The thing that I love about the city is the on-the-surface bleakness and the starkness, but juxtaposed to the warmth and kindness that I’ve found here. Wherever you go, you can be surprised by the kindness of people and the welcoming nature, but it’s especially surprising here just because it’s not what you’d expect if you just look at the surface.
You have a series of music based on Scranton called “Steamtown Tapes.” Can you explain some of your inspiration for that?
That was a project I did my senior year. I was trying to put some songs together that I wrote about Scranton. There’s a song called “Honey Whiskey,” which is the favorite drink of a person who I became very close with and showed me that despite being here for three years, I didn’t know as much about Scranton as I thought I did. Another one, “Love Your Enemy,” was written in my house on Linden Street. I’ve taken those songs with me, and I’m currently working on an EP called “The Pennsylvania EP” that will include those songs and all the songs living in this state has inspired.
What was your music experience prior to Scranton?
I played in a cover band in high school. We had gigged a bit and won high school battle of the bands, but that was the biggest thing up to that point. I continued to play throughout my time in Scranton. What changed in Scranton was meeting Tim Poole; he plays alongside me whenever he can, and he’s one of the most brilliant musicians I’ve ever met. We played in a lot of different groups together, but now it’s pretty much just me and him, and I’m really happy where we’re at together.

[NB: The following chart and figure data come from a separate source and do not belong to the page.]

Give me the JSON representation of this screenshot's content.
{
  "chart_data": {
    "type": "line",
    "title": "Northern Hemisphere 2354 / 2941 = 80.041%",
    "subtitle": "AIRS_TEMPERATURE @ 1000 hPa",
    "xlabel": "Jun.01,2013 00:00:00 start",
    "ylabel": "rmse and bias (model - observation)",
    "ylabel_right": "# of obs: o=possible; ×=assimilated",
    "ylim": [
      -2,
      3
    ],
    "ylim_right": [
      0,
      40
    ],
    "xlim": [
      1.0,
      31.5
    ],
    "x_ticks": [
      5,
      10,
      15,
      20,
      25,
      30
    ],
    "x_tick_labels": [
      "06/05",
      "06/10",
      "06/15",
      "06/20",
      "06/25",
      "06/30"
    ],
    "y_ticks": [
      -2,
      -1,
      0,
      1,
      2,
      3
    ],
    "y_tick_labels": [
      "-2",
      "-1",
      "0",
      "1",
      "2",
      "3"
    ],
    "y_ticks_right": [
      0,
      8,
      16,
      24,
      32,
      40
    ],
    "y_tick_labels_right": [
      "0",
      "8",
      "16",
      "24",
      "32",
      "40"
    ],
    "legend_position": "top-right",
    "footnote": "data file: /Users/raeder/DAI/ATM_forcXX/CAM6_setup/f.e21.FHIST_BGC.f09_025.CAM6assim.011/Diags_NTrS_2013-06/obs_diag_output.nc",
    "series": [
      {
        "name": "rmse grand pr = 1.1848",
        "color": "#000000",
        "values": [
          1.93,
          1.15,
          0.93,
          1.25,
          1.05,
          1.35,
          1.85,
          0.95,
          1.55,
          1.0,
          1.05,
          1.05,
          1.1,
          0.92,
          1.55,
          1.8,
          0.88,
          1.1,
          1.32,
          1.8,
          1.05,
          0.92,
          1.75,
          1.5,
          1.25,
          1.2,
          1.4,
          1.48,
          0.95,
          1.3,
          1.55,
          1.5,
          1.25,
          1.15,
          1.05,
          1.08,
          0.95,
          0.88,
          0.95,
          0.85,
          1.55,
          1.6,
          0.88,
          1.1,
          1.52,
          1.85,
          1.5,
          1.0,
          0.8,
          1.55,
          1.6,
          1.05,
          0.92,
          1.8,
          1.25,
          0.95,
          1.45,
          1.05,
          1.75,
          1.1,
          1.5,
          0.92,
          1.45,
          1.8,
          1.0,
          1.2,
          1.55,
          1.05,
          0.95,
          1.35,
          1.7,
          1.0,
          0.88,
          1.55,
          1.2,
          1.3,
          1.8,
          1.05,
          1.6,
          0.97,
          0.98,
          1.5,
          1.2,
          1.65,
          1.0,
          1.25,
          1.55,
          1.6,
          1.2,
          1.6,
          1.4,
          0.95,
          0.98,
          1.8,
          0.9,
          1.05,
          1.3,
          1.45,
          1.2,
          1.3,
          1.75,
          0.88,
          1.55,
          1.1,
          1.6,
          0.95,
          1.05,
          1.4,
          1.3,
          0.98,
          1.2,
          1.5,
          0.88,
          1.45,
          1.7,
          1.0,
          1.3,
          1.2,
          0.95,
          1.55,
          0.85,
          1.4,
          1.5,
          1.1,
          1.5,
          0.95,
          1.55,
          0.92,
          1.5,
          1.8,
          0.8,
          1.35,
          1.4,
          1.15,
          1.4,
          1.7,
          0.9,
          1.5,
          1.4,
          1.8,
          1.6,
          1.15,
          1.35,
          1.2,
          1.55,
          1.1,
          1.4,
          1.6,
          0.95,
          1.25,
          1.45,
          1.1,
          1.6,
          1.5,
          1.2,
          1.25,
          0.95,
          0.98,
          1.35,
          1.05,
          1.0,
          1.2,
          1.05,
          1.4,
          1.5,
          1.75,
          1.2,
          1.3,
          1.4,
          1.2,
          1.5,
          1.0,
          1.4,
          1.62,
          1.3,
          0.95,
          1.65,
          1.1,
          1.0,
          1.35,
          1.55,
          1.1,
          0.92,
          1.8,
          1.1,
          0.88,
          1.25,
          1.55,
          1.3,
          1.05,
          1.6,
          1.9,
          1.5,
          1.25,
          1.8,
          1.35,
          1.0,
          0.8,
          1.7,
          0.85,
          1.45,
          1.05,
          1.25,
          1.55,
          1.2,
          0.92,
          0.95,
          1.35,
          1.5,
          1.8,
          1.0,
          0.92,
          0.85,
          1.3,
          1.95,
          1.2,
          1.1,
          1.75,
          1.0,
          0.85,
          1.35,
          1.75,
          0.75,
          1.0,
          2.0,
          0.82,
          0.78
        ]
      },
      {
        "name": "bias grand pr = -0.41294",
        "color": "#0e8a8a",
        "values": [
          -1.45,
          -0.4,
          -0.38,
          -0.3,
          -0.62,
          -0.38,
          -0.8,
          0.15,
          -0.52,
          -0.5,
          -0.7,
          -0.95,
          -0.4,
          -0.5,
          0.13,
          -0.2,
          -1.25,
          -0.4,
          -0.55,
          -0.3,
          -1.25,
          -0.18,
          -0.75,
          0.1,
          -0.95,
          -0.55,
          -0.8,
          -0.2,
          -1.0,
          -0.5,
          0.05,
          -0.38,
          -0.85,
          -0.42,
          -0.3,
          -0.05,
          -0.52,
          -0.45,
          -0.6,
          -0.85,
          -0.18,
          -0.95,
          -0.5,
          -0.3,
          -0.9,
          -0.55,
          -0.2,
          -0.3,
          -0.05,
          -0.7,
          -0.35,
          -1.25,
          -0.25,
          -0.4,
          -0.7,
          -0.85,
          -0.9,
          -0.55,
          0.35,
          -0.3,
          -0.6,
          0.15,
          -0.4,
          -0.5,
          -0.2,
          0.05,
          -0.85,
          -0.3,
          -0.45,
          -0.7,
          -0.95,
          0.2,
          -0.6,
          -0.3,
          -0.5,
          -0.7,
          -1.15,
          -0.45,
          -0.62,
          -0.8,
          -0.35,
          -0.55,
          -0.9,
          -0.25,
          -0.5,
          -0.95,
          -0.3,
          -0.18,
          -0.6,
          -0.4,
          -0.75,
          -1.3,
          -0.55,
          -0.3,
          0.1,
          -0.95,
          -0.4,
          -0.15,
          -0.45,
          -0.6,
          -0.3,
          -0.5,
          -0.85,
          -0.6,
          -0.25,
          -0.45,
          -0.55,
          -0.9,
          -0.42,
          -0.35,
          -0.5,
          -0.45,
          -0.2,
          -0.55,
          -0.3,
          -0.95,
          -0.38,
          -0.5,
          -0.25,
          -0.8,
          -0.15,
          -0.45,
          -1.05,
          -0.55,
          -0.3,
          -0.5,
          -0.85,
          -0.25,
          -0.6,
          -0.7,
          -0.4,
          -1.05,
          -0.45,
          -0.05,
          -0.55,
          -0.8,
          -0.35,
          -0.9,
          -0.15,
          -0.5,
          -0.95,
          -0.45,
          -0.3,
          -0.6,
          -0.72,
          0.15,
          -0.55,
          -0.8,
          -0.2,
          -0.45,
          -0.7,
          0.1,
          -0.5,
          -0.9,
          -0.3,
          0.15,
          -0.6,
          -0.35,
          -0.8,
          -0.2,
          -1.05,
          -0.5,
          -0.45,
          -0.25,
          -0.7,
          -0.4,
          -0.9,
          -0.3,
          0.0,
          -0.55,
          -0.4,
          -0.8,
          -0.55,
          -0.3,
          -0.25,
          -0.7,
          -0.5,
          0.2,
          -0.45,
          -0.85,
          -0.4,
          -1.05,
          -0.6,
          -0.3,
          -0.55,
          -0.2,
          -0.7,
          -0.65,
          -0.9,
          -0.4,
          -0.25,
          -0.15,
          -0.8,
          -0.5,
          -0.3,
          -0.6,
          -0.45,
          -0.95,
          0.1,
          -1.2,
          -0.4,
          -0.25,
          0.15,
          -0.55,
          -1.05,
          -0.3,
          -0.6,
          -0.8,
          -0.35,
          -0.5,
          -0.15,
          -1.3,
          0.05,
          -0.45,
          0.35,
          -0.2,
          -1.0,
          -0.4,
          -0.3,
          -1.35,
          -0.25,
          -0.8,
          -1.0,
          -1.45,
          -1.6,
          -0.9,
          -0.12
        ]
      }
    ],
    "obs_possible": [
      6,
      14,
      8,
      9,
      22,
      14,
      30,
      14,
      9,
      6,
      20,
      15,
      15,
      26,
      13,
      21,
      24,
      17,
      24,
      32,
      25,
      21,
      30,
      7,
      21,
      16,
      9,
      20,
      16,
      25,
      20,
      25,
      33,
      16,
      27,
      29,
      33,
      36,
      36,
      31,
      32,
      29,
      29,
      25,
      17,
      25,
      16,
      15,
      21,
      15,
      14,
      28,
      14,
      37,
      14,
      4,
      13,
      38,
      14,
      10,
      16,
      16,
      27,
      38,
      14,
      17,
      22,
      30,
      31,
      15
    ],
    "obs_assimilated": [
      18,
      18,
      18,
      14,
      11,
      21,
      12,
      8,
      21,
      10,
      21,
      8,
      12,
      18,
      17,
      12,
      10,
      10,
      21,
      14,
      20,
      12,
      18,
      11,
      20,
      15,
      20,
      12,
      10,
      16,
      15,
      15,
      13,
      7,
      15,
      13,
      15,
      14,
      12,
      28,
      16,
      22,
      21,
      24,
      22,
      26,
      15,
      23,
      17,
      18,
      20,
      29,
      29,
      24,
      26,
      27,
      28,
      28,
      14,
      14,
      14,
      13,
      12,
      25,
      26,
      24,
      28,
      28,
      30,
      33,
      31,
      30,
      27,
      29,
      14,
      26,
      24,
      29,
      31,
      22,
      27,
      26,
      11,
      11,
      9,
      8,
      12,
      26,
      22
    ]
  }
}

Describe the contrast between being in a cover band, playing solo and performing as a group of two.
I love the opportunity to play original music even if it is for smaller crowds and not for money, because, to me, I’ve always wanted to tell a new story with music. Playing original music with Tim has afforded me the opportunity to sing the songs that I want and sing to audiences who are there to listen and are open to new experiences. The time I spent playing covers — I’ve been playing in bars since I was 16 — taught me what I had to do to play in front of a crowd and how to work a crowd. I think that was important, but I’m happy to be where I am now and be able to play songs that I’ve written over the past couple years.
Who are your musical influences?
It changes for me a lot, but over the past few years, it’s been Trevor Hall. He’s like folk, indie and reggae, but his songs are very spiritual and founded in deep spiritual journey. More recently, Foy Vance; I just think that guy is a powerhouse of a songwriter.
What are your interests outside of music?
Philosophy. I had an amazing experience with philosophy at (University of) Scranton, and the department is great. It helped me develop as a person and helped me understand what character meant and what kind of morality I wanted to move forward in life with and what kind of spirituality I wanted to embrace and how to live that.
As someone who studies philosophy, what is your personal philosophy, or some wisdom you’ve learned that you try to live by?
Be there for people because nobody, even if they pretend to, has their life figured out, and that can cause a great amount of suffering and confusion and loneliness, and we need to be there for each other.
Do you have one particularly meaningful lyric you’ve written?
I might never answer this twice the same way, but I’d have to say it’s from the song called “Love Your Enemy.” The lyric is, “I don’t want a reason to be kind.” What that gets back to is the uncertainty and the fallibility of a lot of our convictions about life and truth and what is real. There is a lot of uncertainty, but I don’t think that is an excuse to not be good to other people.
Are you involved in any other activities or volunteer organizations?
My dad runs a foundation called the Trinity Help Foundation. He does a lot of local work in soup kitchens. He also does work in Haiti. I’ve been looking for a way to contribute. I have a day job outside of music, so I have the opportunity to give the money I make from music, whether it’s from ticket sales or getting the cut of a bar tab at the end of a show, and donate it to my dad’s foundation. I always consider music a gift. My attraction to music didn’t have to happen, so I see it as a service and look at what it can do for other people.